Oh good.  Another one-size-fits-all government program.  With its own advocates, its bureaucrats, and its special interest suppliers.

Here's Reagan-era warhorse Martin Feldstein offering a reform of Social Security and Medicare by raising eligibility levels and lowering benefits.
Congress should vote now to continue raising the full benefit age from 67 to 70. When that is fully phased in, the annual cost of Social Security benefits would be reduced by about 20%, equivalent to a saving in 2020 of $200 billion or about 1% of GDP.

Gradually raising the age of Medicare eligibility in line with the age for full Social Security benefits would achieve a budget saving of more than 1% of GDP in 2020 and later years. Individuals between ages 65 and 70 could still enroll in Medicare by paying a fair premium.
Do conservatives really want to get caught in this trap: the people that cut Social Security and Medicare?

The conservative vision of a limited government and a large civil society would surely require that parents control the education of their children.  So it would be meaningless what the government thought about it.  Parents would organize their children's education according to their lights not according to some elite activist's lights.

The conservative vision would surely require that the inflexible one-size-fits-all structure of Social Security and Medicare should be replaced by personal saving.  You want a secure retirement with a good income and a solid health care package?  Why, you work and save for it.  And if you have made a mistake or two on the way, or if the government strips the nation of resources in a war or a financial collapse, then you get to work a year or two extra.  Your work and your savings then create jobs and careers for the young generation as you enjoy your retirement.

No doubt we should all be forced to pay for a safety net for people that will not or cannot provide for their children or themselves.  But the default must be that people take care of their own.  The default must be that millions of us, responding to the challenges and the opportunities of our individual lives, work and save and adapt in our own individual ways to contribute to the welfare of the whole.  That is the foundation of humans as social animals.  We each do our best, contributing according to our lights.

When we talk about a program to help boys, or a cut to Social Security and Medicare, we are still talking the liberals' language, with the government in the center of our lives, telling us what to do, or else.
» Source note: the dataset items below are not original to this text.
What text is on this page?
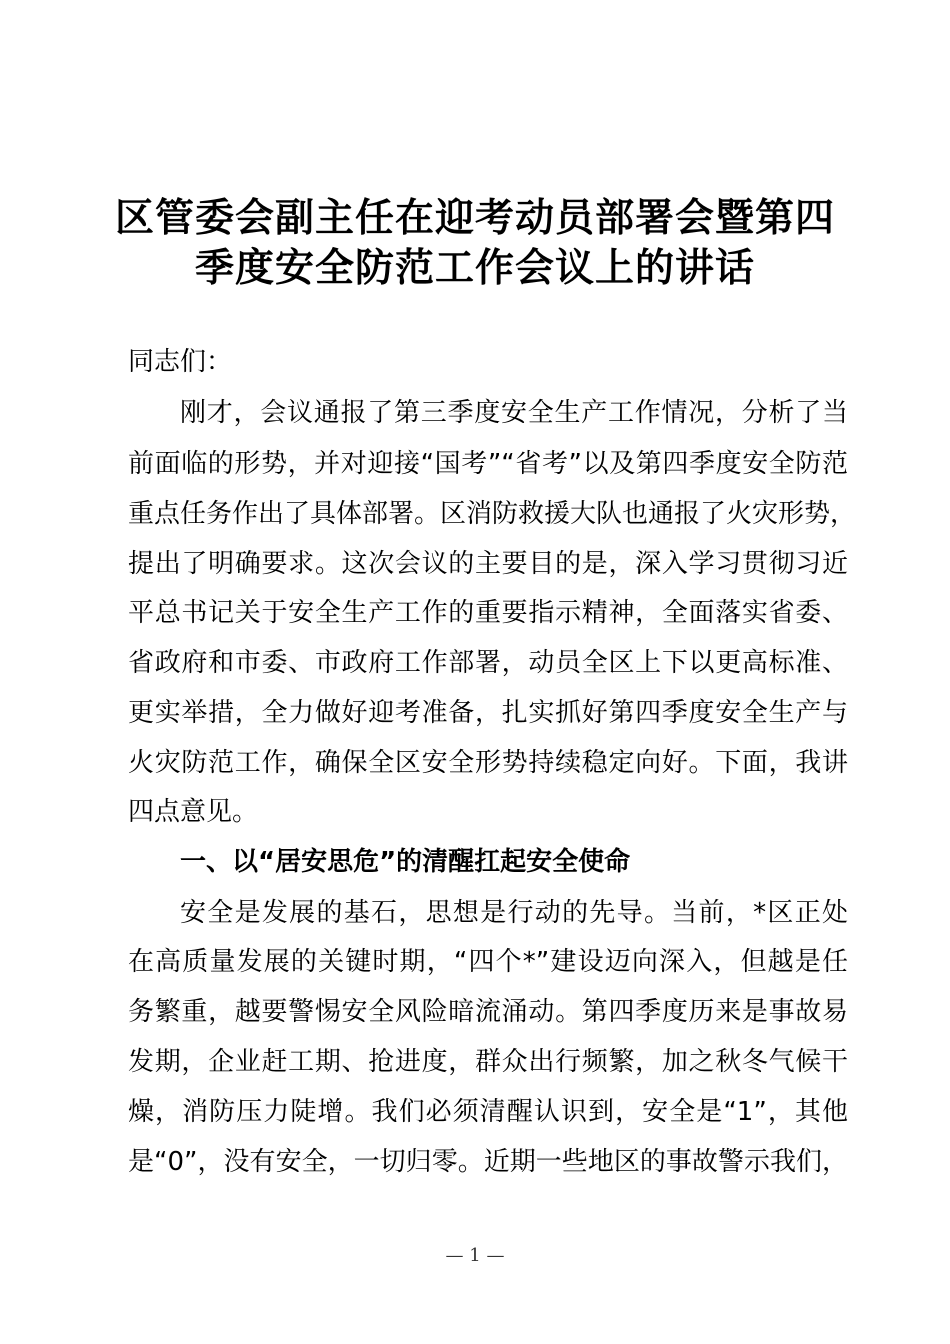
区管委会副主任在迎考动员部署会暨第四
季度安全防范工作会议上的讲话
同志们：
刚才，会议通报了第三季度安全生产工作情况，分析了当
前面临的形势，并对迎接“国考”“省考”以及第四季度安全防范
重点任务作出了具体部署。区消防救援大队也通报了火灾形势，
提出了明确要求。这次会议的主要目的是，深入学习贯彻习近
平总书记关于安全生产工作的重要指示精神，全面落实省委、
省政府和市委、市政府工作部署，动员全区上下以更高标准、
更实举措，全力做好迎考准备，扎实抓好第四季度安全生产与
火灾防范工作，确保全区安全形势持续稳定向好。下面，我讲
四点意见。
一、以“居安思危”的清醒扛起安全使命
安全是发展的基石，思想是行动的先导。当前，*区正处
在高质量发展的关键时期，“四个*”建设迈向深入，但越是任
务繁重，越要警惕安全风险暗流涌动。第四季度历来是事故易
发期，企业赶工期、抢进度，群众出行频繁，加之秋冬气候干
燥，消防压力陡增。我们必须清醒认识到，安全是“1”，其他
是“0”，没有安全，一切归零。近期一些地区的事故警示我们，
— 1 —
And inevitably the whole thing will turn upon the free stuff that the government hands out to its supporters.

I went to watch a play-reading over the weekend.  It used Don Quixote to illuminate the problems of the homeless and the mentally ill and the question of Dignity for such people.

Well, here's an idea.  There can be no Dignity in the authoritarian welfare state.  That's because government is force, and system is domination.  Nobody, not the Tea Party member being roughed up by the IRS or the homeless Hispanic hearing voices, gets to be treated with Dignity when the government functionaries are backed by government force.  Because there always comes a point in an interaction with a government functionary where the functionary says do what I say or else.

There is such a thing as society.  It's just not the same thing as the state.